Fahrenheit 451

La pasión por prohibir

Si a su hija le gusta el rosa, no se preocupe. Si el niño no juega a las casitas ni a tiros, tampoco se altere. Si a los dos les encanta Blancanieves y los siete enanitos, no se desespere. Si a usted y a su pareja, en caso de tenerla, les chifla leer la novela 1984, de George Orwell, no sientan la más mínima intranquilidad, y si cree que pedir indemnizaciones por la llegada de Colón a América es una nueva demostración de ignorancia por parte de Maduro, felicítese porque razona usted de acuerdo con los parámetros normales, los mismos que utilizaba Aristóteles y los que le sirvieron a Galileo para establecer los principios de la ciencia, mejorando al anterior.

Quienes lo bombardean con la tabarra del rosa y los juegos inclusivos, o con la censura a Disney, a Orwell y a Colón, son unos mindundis avispados que pretenden hacerle dudar de todo lo que la humanidad ha logrado _ a trancas y barrancas, eso sí _, para instalarse ellos como faro del conocimiento, como referencia moral y dueños de los gustos y comportamientos. Quieren ser los nuevos dueños de Fahrenheit 451. De momento, sin fuego.

Ese tipo de aprovechados los hubo en todas las épocas y en todos los países, aunque sí es cierto que nunca dispusieron de unos medios de difusión tan poderosos y baratos como los de hoy.

No obstante, esa propia inmediatez y velocidad en el mensaje es en sí misma una advertencia sobre su falta de fuste, por mucha universidad norteamericana, belga o canadiense que los arrope.

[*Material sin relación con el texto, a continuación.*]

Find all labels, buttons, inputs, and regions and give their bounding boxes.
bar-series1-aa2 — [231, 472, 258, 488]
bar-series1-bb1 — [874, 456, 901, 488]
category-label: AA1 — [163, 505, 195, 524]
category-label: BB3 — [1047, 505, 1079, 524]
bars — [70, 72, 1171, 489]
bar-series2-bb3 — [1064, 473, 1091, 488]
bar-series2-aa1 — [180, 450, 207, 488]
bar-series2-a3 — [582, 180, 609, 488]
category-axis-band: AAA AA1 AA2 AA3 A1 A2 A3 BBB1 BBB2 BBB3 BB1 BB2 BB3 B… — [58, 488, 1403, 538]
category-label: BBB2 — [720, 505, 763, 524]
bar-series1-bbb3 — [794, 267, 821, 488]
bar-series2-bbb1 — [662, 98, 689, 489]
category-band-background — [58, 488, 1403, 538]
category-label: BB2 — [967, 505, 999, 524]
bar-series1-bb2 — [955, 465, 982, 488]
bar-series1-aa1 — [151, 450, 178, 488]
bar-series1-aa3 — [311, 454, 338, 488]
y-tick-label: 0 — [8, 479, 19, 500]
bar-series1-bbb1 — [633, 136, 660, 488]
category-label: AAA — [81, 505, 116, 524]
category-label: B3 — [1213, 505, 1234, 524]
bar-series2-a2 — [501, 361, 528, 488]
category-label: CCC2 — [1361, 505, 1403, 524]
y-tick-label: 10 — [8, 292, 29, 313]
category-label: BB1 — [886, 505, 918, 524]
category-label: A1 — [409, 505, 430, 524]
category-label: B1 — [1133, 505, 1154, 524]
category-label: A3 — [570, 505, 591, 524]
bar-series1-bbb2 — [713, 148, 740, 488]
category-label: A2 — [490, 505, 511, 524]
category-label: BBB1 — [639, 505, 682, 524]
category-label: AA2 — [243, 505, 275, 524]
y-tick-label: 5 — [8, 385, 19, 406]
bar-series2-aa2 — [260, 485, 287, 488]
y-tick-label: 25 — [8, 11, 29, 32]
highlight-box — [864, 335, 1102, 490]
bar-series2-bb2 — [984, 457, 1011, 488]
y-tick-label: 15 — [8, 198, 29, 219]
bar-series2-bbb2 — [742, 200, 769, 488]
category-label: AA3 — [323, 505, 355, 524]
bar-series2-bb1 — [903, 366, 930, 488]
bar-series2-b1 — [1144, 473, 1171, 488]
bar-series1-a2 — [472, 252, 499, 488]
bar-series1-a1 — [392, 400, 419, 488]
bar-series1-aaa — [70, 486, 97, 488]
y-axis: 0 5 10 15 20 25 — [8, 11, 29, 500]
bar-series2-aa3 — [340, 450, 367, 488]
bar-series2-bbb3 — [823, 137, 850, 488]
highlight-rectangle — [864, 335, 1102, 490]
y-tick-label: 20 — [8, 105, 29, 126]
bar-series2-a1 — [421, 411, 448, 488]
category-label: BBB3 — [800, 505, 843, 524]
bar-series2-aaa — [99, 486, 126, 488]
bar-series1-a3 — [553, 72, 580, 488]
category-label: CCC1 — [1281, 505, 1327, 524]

Por si lo han olvidado, recuerden que en febrero de 1966 _ superado ya el medio siglo desde entonces _, el Papa Pablo VI suprime el Index librorum prohibitorum, o sea, el Índice de libros prohibidos que se mantenía desde Trento. Se ve que ante ese vacío brotan nuevos dictadores vocacionales dispuestos a borrar títulos y enanitos porque a ellos no les van.